Pourtant, le sujet est un véritable drame qui s’appuie sur le personnage de Vittorio, sur son amertume, sur le secret qu’il cache car il ne peut dire à aucun des membres de sa famille qui l’accueillent si chaleureusement qu’il est un gangster. Et encore moins à la femme dont il est en train de tomber amoureux.

Claude Dauphin et Jeff Chandler

Siodmak et son scénariste introduisent également un flic italien, curieusement joué par l’acteur français Claude Dauphin, dont la principale méthode policière est de suivre son instinct. Et donc ce que lui guide son nez. Il naso, insiste-t-il.
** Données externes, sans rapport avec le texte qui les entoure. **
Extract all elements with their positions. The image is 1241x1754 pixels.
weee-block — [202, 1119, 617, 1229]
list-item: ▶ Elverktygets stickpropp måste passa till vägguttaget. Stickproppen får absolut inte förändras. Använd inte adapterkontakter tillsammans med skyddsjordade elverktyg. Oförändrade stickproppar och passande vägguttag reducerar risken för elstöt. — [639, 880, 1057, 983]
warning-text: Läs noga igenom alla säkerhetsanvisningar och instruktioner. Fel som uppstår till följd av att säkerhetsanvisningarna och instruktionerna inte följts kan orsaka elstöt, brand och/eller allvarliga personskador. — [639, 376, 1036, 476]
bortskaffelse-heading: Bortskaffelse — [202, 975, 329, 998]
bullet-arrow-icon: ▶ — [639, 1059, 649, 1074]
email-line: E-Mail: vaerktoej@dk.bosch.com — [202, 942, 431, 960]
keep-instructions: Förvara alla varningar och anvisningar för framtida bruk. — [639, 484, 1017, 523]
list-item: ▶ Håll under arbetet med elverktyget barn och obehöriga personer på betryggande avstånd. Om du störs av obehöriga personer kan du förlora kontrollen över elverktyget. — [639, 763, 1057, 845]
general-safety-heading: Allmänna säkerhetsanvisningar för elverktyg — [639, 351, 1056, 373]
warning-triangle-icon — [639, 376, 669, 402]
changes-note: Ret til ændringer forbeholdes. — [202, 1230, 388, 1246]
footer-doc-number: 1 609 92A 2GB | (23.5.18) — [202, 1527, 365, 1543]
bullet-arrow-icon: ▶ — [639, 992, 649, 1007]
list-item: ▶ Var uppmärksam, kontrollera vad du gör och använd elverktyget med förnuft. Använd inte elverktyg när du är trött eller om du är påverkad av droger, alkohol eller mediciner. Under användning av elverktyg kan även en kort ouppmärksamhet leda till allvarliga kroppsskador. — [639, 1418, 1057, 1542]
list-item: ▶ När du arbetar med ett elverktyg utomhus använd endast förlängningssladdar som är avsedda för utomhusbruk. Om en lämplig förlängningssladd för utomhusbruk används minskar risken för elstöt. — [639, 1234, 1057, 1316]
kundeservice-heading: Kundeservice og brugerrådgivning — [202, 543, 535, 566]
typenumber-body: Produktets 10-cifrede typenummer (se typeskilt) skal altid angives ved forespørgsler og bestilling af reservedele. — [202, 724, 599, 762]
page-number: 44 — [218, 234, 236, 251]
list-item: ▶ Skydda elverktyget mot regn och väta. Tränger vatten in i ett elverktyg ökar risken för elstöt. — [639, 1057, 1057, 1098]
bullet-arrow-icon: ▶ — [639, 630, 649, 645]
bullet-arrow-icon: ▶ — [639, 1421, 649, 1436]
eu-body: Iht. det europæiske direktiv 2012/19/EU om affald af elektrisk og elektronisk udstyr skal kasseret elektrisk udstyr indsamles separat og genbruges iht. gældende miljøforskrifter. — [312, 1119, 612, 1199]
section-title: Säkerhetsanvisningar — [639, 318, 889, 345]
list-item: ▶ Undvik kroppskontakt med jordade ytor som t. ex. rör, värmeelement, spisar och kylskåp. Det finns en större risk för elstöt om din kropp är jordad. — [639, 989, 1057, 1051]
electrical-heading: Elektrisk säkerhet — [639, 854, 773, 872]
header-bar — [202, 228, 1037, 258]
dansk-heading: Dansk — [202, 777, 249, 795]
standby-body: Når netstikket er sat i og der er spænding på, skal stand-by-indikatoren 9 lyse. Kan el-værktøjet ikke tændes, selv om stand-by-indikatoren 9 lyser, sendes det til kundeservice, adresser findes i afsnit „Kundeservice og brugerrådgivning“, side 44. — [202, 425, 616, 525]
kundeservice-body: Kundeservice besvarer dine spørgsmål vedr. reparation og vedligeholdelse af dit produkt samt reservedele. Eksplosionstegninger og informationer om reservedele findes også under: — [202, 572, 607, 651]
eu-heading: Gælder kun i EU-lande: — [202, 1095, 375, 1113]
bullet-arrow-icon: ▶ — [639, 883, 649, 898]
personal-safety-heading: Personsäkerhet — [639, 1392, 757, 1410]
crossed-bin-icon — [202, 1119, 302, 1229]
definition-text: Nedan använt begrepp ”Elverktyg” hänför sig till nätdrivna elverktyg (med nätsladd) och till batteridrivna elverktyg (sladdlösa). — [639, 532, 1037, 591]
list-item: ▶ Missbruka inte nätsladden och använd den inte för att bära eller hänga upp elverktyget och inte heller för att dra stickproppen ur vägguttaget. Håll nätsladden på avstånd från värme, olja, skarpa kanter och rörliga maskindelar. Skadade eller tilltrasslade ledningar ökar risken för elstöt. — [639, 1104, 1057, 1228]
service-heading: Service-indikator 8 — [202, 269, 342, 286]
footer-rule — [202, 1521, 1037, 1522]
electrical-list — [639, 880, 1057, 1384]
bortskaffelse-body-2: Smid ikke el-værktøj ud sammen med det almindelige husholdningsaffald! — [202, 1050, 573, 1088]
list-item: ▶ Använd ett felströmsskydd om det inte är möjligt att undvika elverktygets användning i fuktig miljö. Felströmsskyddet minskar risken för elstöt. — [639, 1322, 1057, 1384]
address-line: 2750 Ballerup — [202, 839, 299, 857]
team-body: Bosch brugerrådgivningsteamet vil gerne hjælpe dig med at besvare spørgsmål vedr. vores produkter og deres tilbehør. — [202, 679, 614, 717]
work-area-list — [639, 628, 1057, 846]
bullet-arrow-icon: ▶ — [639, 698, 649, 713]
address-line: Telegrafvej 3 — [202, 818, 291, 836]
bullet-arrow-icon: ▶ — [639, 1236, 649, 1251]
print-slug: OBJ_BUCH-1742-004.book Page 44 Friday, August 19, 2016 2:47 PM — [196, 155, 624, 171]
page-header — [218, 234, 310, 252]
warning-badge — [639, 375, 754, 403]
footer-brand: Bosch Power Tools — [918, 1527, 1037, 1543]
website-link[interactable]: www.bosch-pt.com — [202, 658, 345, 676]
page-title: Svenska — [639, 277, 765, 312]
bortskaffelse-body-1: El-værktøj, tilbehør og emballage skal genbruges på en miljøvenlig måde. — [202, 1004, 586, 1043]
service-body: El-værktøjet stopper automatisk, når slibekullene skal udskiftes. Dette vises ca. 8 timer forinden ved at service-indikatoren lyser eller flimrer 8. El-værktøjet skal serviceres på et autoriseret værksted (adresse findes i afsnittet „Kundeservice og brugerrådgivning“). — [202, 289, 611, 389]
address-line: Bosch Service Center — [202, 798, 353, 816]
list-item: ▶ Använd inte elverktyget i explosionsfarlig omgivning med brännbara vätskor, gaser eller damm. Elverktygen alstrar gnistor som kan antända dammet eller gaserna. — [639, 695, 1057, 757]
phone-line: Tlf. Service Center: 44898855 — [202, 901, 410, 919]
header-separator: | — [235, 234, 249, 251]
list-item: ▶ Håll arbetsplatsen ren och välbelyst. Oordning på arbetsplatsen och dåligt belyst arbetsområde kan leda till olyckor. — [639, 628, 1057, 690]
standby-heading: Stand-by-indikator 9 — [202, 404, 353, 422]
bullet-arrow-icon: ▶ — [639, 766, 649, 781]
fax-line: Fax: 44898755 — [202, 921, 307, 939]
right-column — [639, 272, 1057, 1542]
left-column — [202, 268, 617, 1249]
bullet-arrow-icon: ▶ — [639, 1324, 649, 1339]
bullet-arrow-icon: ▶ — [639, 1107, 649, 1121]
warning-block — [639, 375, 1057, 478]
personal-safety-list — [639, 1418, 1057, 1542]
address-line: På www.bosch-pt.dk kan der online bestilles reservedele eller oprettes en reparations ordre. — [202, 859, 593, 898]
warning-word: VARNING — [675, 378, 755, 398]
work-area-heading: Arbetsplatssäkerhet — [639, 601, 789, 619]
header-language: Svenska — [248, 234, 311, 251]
Si, ainsi que l’affirme Hervé Dumont, Robert Siodmak ne s’est pas enthousiasmé pour ce sujet, Le Déporté montre toutefois combien ce vieux routier du film noir connaît son métier, aidé en cela par le grand chef opérateur William H. Daniels. Il n’est qu’à voir le finale qui se déroule dans un entrepôt, avec un combat et une poursuite passant par les étroits couloirs formés par les caisses empilées. Avec son sens de la mise en scène indéniable, Siodmak rend la séquence mémorable.
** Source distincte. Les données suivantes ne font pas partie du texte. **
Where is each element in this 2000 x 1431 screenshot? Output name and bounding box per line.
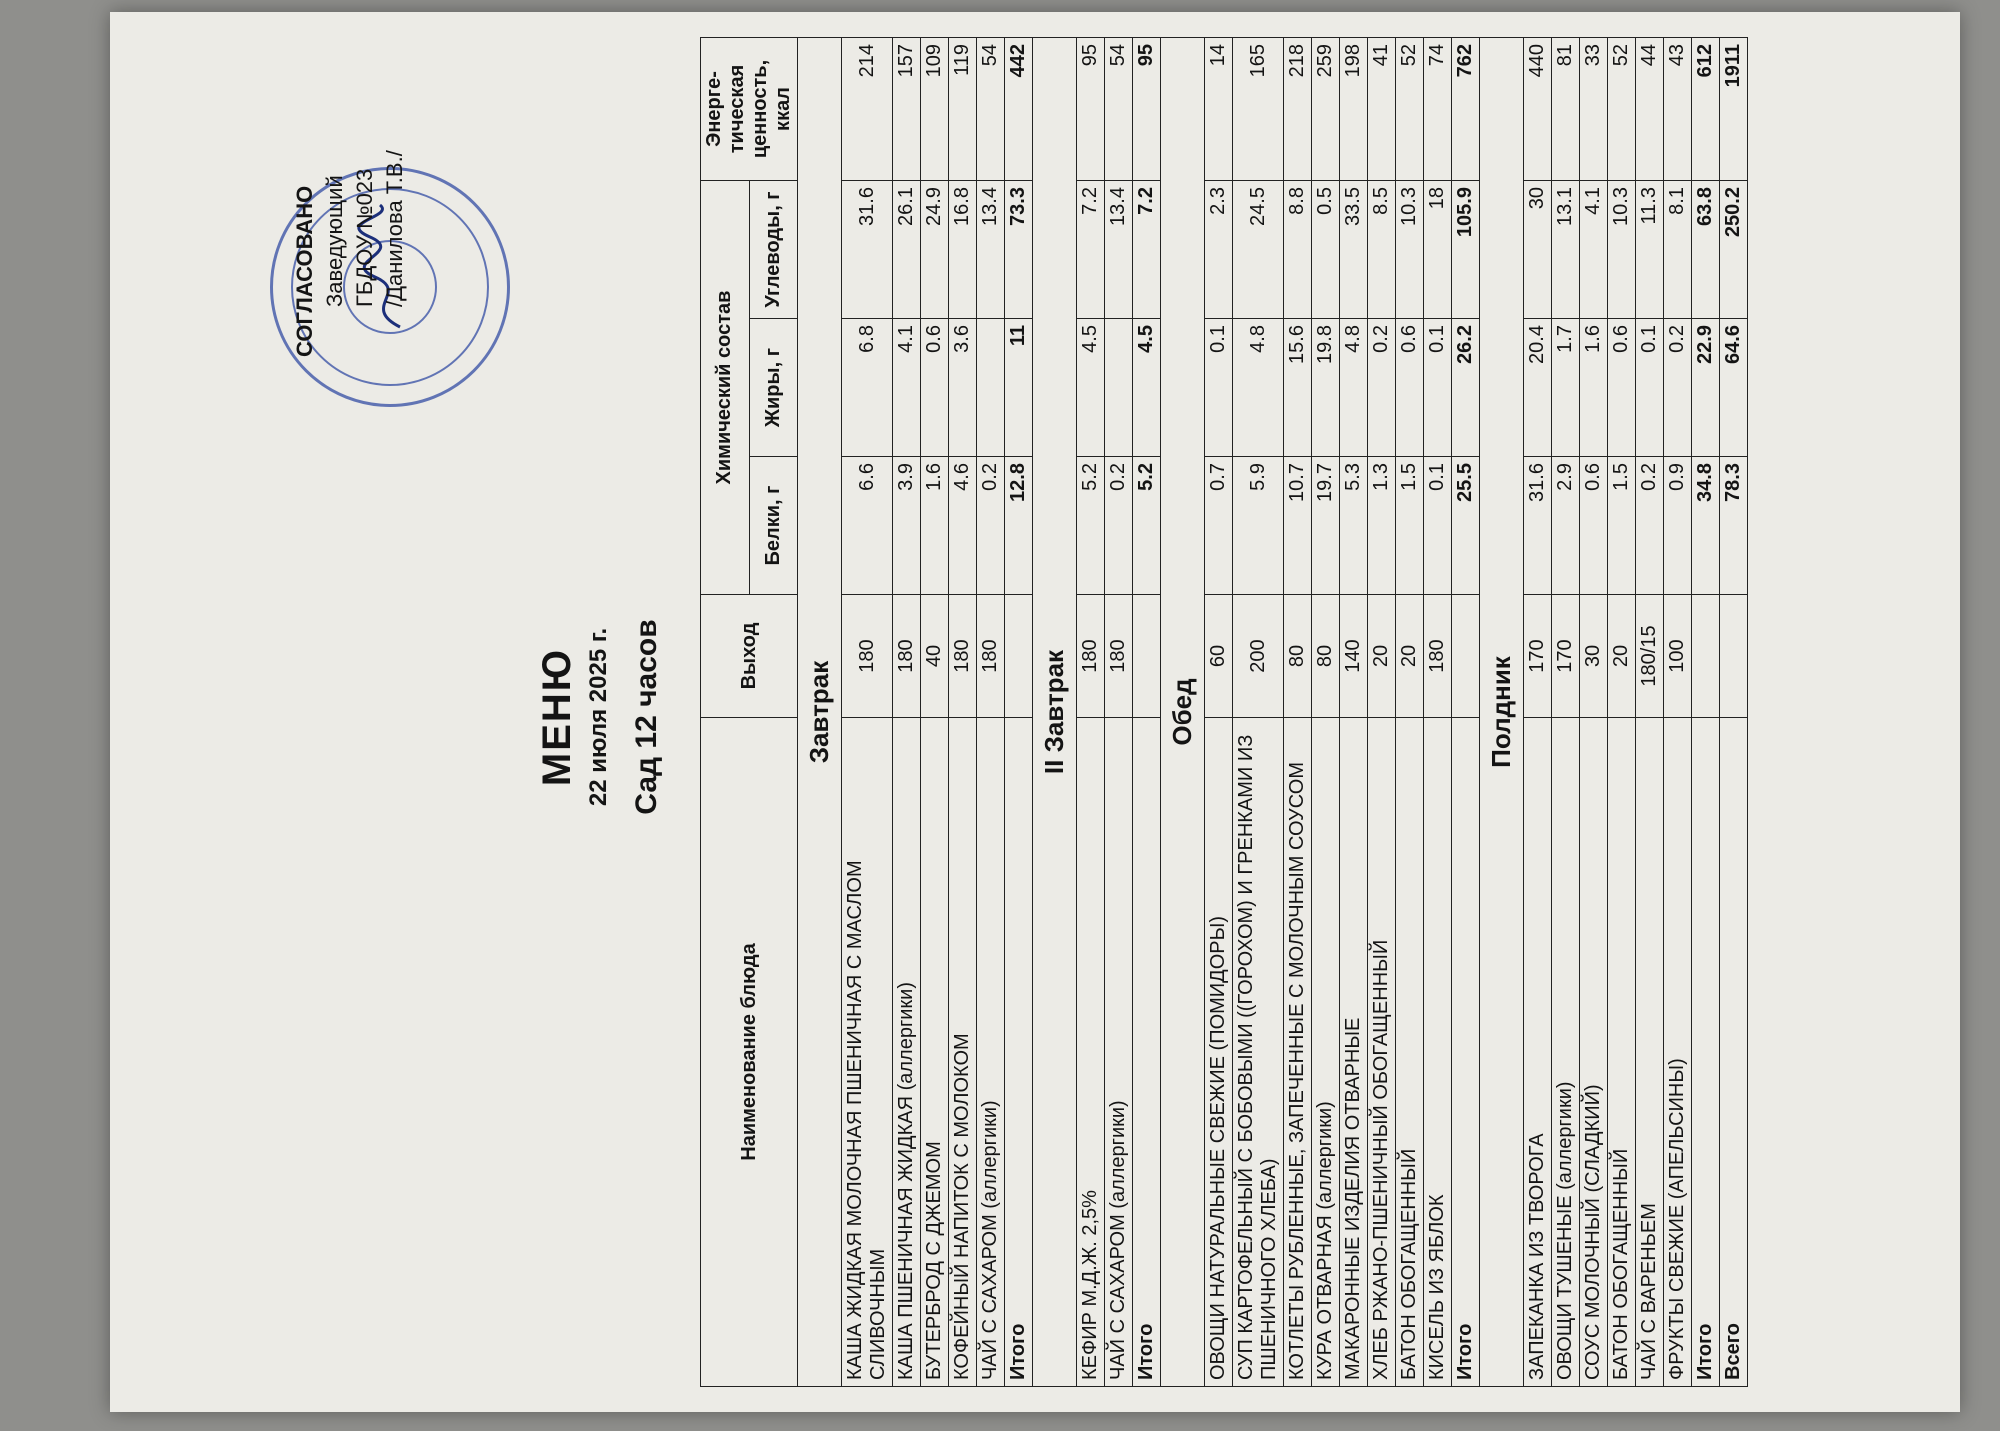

Filmé beaucoup en extérieurs, Le Déporté se déroule à Naples, à Sienne et dans le petit village toscan, sans doute imaginaire, de Marbella. « On a dit de ce film qu’il était néo-réaliste », s’amuse Jean-Pierre Dionnet, qui rappelle que les détracteurs de ce qualificatif proposaient de demander son avis à Vittorio De Sica, l’un des maîtres du néo-réalisme. Le quel avait l’habitude de dire que le premier film représentatif de ce courant avait été tourné en Allemagne et que c’était Les Hommes le dimanche (1930). Un film portant les signatures de Robert Siodmak, Edgar G. Ulmer, Fred Zinnemann et Billy Wilder. Une façon élégante de boucler la boucle.

Jean-Charles Lemeunier

Le Déporté
Année : 1950
Origine : États-Unis
Titre original : The Deported
Réal. : Robert Siodmak
Scén. : Robert Buckner d’après Lionel Shapiro
Photo : William H. Daniels
Musique : Walter Scharf
Montage : Ralph Dawson
Prod. : Universal
Durée : 89 min
Avec Märta Torén, Jeff Chandler, Claude Dauphin, Marina Berti, Richard Rober, Silvio Minciotti, Carlo Rizzo, Mimi Aguglia…

Édité en DVD/Blu-ray par Elephant Films le 25 mars 2025.